Forum Strategy Thinkpiece; January 2020
Why Academy Trusts should employ Community Organisers
‘We should not, must not, dare not be complacent about the health and future of British democracy. Unless we become a nation of engaged citizens our democracy is not secure!’; Lord Irvine of Laird, Lord Chancellor, 1998 (quoted in The Crick Report or ‘The Advisory Group on the Teaching of Citizenship and Democracy in Schools’).

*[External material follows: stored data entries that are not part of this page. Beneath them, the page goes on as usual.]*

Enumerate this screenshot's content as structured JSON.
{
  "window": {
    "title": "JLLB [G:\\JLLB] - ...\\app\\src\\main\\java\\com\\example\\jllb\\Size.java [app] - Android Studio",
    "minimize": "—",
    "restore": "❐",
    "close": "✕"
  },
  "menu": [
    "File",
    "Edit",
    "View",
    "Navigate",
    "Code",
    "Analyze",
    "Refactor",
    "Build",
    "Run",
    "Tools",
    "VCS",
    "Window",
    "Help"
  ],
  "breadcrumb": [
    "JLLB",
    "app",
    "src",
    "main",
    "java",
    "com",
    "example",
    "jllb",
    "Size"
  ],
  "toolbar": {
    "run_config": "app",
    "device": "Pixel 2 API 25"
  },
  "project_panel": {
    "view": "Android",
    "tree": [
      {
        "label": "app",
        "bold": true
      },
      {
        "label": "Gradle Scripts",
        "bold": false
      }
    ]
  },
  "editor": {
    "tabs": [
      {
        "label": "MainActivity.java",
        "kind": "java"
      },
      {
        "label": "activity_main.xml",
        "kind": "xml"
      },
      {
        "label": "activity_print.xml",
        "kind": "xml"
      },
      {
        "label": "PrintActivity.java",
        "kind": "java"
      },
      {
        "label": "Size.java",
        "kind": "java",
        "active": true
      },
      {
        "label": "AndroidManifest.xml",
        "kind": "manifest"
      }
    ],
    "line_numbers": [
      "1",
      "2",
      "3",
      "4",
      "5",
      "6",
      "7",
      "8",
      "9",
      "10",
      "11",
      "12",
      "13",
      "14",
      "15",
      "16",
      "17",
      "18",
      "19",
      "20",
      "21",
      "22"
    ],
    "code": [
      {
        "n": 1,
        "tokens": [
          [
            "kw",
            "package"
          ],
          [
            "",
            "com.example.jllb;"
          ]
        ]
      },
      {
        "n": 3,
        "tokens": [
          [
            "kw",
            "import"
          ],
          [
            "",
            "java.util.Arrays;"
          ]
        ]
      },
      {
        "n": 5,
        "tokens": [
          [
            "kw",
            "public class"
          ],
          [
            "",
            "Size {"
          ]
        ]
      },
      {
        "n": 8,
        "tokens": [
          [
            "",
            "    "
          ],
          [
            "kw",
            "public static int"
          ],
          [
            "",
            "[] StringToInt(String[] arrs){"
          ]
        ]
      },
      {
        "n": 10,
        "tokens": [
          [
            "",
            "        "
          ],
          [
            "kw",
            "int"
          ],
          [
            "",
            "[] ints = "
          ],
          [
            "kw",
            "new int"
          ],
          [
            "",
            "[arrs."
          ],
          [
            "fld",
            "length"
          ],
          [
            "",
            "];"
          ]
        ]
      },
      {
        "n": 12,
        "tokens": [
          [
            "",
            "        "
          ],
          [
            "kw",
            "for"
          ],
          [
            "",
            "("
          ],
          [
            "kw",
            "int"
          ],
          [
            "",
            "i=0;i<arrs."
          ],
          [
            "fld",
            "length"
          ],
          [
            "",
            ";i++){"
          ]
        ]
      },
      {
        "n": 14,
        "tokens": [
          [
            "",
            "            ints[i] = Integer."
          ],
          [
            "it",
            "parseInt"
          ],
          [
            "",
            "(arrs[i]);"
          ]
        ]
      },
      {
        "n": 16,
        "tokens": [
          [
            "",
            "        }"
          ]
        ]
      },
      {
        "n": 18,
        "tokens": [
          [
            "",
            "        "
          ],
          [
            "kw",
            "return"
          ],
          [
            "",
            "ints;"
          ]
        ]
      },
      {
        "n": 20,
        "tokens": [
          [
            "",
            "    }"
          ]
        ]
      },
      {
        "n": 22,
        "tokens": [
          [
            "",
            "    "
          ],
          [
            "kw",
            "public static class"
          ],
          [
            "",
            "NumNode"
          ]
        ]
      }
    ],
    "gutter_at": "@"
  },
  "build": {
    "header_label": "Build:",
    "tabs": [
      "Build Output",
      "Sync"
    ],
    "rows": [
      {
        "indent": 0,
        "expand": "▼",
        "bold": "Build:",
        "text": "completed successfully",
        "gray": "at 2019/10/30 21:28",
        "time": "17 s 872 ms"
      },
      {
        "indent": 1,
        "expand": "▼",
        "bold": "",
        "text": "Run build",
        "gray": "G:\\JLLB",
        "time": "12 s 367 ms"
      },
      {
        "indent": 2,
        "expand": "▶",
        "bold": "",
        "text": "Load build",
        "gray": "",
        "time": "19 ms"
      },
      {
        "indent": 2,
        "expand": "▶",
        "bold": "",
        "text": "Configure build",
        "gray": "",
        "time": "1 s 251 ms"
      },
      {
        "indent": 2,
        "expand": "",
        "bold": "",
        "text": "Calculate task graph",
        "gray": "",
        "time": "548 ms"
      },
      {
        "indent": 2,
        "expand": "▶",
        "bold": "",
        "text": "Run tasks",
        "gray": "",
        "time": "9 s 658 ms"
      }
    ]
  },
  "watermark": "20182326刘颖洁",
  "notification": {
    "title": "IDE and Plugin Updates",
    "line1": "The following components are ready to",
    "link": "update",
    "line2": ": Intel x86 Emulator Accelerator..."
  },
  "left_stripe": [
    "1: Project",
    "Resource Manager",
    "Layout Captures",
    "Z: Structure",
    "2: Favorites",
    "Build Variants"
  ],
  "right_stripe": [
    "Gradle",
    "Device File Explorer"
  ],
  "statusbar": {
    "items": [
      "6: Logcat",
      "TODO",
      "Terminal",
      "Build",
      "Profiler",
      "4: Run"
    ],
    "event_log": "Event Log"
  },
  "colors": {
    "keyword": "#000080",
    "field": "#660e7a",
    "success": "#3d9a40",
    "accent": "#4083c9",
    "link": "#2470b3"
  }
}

In his recent blog, ‘Academy Trusts at the Heart of their Communities’, Michael Pain of Forum Strategy set out the new narrative for academy trusts. In it he says: ‘There is an enormous opportunity for the Academy Trust sector to finally find its place in the world in the coming decade, to find its reason for being, and to lead the way, with trusts defining themselves as community- focussed organisations’. He ends with: ‘Academy Trusts have a choice to make. They can become the caricature that seems to have stuck a little- distant, removed, obsessively focussed on growth, bigger numbers and what the ‘powers that be’ define as successful – often seen to be working in spite of our communities. Or do something more profound, with a spirit of partnership, looking outwards to the passion, knowledge, capacity and aspirations of those around us – within and beyond Trusts – to find the best way forward and to achieve sustainable success together.’